Thursday, May 29, 2008

Reading the Right to Write

While I browsed the table of contents in The Right to Write this evening, exhausted from seven hours of field day and looking for tonight's inspiration to leap off the page, my nine year old daughter, who was pretending to be my professor, said, "Write a poem, Mom, and make it thick."
Thick... I'd not thought of poetry as thick... So, I took the page she offered and wrote:


POTATO SOUP
My poems
remind me of Grandma Patti's potato soup.
Unmeasured thick, chunky words ladled
into WalMart Correll.
An occasional onion, discovered too late
to be pushed to the bowl's rim.
Hints of celery, carrot,
blended words, nearly invisible
that paint images
of thick potato soup.

After writing the poem, I read the chapter titled Connections.
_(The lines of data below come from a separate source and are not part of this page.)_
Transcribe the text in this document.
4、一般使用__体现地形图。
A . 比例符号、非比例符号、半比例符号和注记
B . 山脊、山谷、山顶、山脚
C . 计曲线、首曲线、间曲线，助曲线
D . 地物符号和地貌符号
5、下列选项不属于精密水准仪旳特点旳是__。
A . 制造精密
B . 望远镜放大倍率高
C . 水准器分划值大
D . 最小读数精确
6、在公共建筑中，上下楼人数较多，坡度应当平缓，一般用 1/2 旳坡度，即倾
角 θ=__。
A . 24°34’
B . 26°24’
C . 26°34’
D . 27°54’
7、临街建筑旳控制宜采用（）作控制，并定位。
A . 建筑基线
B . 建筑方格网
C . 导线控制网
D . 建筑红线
Tomorrow, I'll write that piece.

Laura

3 comments:

Keri said...

"Make it thick"--I think that's a phrase I'll have to borrow for the future.

Sharolette said...

Your poetry was wonderful! It reminded me of poems written by Nikki Giovanni. She's one of my favorite authors. Let me share.

I Wrote A Good Omelet

I wrote a good omelet...and ate
a hot poem... after loving you

Buttoned my car...and drove my
coat home...in the rain...
after loving you


I goed on red...and stopped on
green...floating somewhere in between...
being here and being there...
after loving you


I rolled my bed...turned down
my hair...slightly
confused but...I don't care...


Laid out my teeth...and gargled my
gown...then I stood
...and laid me down...


To sleep...
after loving you


Poem written by Nikki Giovanni

Laura Burdette said...

sharolette,

I like Nikki Giovanni also, but had forgotten about that poem...thanks.